CopenHill: Denmark’s Landmark Waste-to-Energy Plant
CopenHill is an amazing landmark in the city of Copenhagen. It is a tall sloping building in the city which has a waste-to-energy plant inside and is topped by a ski slope, a hiking trail and a climbing wall.
It thus combines a power plant and an entertainment centre. It is an 85-metre tall building where incinerators burn the city's waste. The visitors can see the burning while using a platter lift, carpet lift or glass elevator to reach to the top.
Designed in collaboration with SLA Architects, the green roof houses a lush, biodiverse ecosystem that absorbs heat, filters the air and minimizes water runoff.
The terrain is made of a synthetic turf known as Neveplast, which lets you ski with coefficient friction equal to snow. It was designed by architect Bjarke Ingels.
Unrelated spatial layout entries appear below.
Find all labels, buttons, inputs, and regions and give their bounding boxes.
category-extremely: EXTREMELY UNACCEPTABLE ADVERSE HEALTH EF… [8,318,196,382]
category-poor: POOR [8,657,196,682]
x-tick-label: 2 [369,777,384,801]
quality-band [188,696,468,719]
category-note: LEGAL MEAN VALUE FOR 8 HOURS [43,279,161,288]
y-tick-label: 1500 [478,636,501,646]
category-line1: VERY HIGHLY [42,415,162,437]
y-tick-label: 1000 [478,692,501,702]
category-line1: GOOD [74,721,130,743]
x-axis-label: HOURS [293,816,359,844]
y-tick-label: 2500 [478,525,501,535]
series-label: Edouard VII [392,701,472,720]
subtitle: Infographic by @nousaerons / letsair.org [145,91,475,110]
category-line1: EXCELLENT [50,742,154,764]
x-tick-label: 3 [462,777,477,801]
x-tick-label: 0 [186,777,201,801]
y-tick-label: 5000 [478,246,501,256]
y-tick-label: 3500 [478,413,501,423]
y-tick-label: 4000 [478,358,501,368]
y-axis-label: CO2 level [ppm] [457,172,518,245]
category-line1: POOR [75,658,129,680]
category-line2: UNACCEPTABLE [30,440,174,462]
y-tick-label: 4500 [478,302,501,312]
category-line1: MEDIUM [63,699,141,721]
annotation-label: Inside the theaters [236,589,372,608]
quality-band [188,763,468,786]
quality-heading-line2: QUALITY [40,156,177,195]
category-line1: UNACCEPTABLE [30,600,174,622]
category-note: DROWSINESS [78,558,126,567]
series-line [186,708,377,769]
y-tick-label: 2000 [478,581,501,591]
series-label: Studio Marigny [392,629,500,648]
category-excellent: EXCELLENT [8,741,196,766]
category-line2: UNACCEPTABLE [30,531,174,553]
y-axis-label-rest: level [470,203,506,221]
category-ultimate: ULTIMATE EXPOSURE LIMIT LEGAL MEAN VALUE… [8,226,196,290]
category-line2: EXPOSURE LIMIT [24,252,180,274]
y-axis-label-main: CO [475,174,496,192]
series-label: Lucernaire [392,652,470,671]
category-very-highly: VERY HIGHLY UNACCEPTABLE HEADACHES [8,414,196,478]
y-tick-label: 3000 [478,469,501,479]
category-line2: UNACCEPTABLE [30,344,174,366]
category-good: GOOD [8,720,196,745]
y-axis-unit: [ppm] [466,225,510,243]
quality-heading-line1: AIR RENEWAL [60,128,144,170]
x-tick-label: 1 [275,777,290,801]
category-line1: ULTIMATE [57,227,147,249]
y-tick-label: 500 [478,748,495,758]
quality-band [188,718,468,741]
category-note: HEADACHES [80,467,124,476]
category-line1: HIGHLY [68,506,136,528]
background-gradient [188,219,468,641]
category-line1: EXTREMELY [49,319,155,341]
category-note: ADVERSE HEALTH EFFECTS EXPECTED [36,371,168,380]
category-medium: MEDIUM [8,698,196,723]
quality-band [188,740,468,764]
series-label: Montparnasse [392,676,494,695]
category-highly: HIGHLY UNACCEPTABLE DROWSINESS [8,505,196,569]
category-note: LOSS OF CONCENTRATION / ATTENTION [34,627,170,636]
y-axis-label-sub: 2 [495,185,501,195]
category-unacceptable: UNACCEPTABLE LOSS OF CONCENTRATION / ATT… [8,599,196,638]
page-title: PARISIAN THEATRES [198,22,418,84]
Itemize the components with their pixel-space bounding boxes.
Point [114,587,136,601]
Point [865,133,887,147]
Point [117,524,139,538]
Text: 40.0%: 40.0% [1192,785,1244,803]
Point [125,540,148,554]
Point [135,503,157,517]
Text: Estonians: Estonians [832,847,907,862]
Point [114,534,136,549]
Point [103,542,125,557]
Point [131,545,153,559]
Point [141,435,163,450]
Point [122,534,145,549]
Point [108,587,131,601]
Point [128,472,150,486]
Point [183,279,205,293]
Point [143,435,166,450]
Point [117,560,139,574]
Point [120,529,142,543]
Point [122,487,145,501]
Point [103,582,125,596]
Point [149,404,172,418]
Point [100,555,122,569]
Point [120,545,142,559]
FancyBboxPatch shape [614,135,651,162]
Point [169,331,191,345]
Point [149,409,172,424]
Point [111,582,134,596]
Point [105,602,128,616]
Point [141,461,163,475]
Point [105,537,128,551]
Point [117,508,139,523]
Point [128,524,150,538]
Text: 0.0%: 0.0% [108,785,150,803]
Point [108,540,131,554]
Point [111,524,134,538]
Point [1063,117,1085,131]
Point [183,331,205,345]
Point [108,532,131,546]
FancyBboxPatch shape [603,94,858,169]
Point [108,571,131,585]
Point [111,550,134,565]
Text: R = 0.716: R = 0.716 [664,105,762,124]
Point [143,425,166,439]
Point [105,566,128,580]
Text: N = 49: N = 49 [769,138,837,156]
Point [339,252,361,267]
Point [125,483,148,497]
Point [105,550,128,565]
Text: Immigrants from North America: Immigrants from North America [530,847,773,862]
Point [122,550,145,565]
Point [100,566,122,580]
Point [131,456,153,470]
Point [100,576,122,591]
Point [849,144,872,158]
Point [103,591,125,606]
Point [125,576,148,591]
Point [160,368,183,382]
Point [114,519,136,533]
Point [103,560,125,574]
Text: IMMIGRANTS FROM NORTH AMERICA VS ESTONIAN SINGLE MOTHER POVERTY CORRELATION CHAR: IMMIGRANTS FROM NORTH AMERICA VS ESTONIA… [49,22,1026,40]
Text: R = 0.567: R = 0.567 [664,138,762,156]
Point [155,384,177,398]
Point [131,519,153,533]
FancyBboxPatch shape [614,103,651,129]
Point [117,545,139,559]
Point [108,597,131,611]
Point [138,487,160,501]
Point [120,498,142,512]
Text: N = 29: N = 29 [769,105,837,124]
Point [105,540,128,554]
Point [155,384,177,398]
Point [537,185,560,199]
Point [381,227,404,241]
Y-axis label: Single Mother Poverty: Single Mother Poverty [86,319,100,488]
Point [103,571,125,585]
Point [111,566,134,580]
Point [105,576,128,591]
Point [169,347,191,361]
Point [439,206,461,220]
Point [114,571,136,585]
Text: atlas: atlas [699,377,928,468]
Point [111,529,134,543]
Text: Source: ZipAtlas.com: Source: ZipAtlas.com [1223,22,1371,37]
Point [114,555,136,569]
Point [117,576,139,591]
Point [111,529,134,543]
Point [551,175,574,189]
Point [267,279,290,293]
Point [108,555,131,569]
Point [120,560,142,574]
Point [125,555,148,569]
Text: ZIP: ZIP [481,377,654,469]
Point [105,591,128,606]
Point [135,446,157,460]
CopenHill building has an internal area of 41,000 square metre and is an architectural landmark and embodies the city's goal of becoming the world's first carbon neutral city. This means, the city's carbon emissions would be equivalent to its capacity to absorb carbon.
The plant was completed in 2025. Recreation buffs and visitors reaching the summit of CopenHill will feel the novelty of a mountain in an otherwise-flat country that Denmark is.
Non-skiers can enjoy the rooftop bar, cross-fit area, climbing wall or highest viewing plateau in the city before descending the 490-metre tree-lined hiking and running trail within a lush, mountainous terrain designed by Danish Landscape Architects SLA.
Meanwhile, the 10,000 square metre green roof addresses the challenging micro-climate of an 85-metre high park, rewilding a biodiverse landscape while absorbing heat, removing air particulates and minimizing stormwater runoff.